Ajap1, also known as SHREW1, is an integral membrane protein associated with adherens junctions. It is involved in multiple biological processes and pathways. In neurons, it binds to γ -aminobutyric acid type B receptors (GBRs), regulating neurotransmitter release at synapses [1]. It also appears to play a role in tumor-related processes, potentially acting as a tumor suppressor in various malignancies, such as hepatocellular carcinoma, breast cancer, and gliomas [3,4,5].

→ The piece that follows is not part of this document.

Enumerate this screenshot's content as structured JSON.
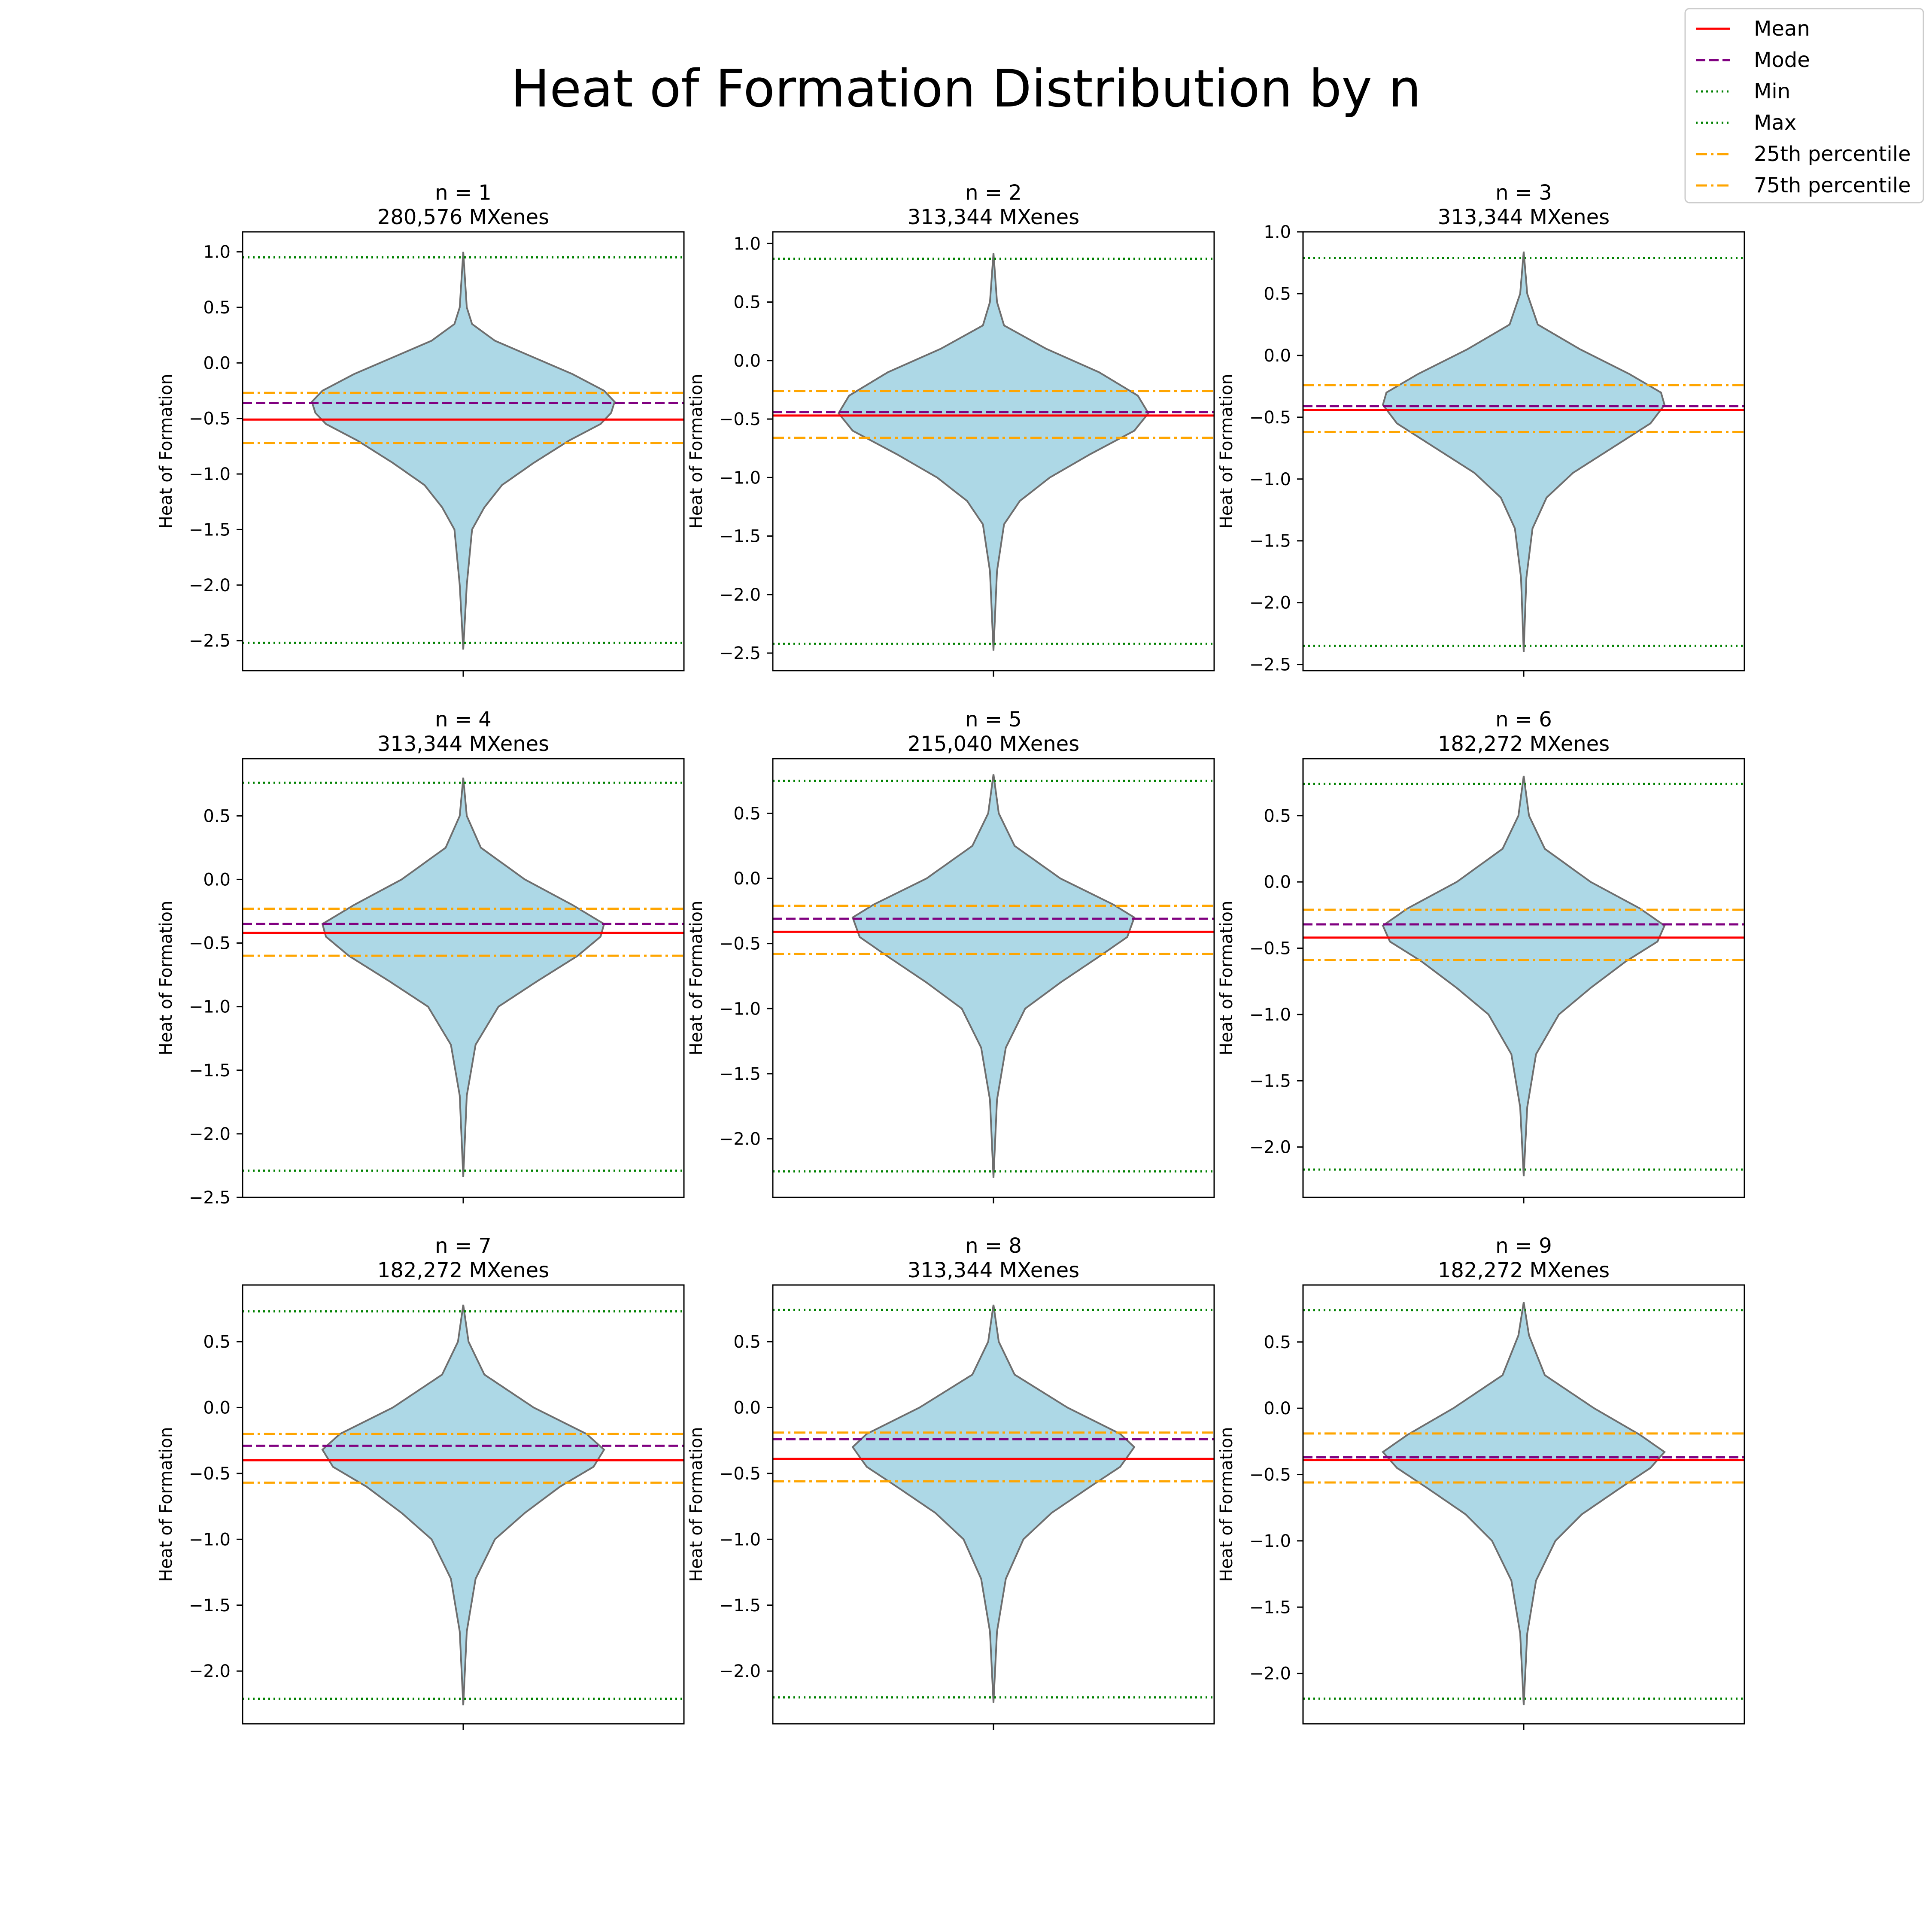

In a study of Ajap1 -/- and Ajap1W183C/+ mice, the lack of Ajap1 or the presence of the p.(W183C) variant led to decreased presynaptic GBR levels. This resulted in reduced GBR-mediated presynaptic inhibition at excitatory and inhibitory synapses, as well as impaired synaptic plasticity, highlighting its role in trans-synaptic control of neurotransmitter release [1]. In epileptic mouse models, down-regulation of Ajap1 was observed in the neocortex and hippocampus. Overexpression of Ajap1 reduced the frequency of spontaneous seizures, while its inhibition increased the incidence rate, suggesting its involvement in epilepsy pathogenesis [2].

In summary, Ajap1 is crucial for trans-synaptic regulation of neurotransmitter release and may be involved in the development of epilepsy. The use of gene knockout (KO) mouse models has been instrumental in revealing these functions, providing insights into its role in these specific disease-related biological processes.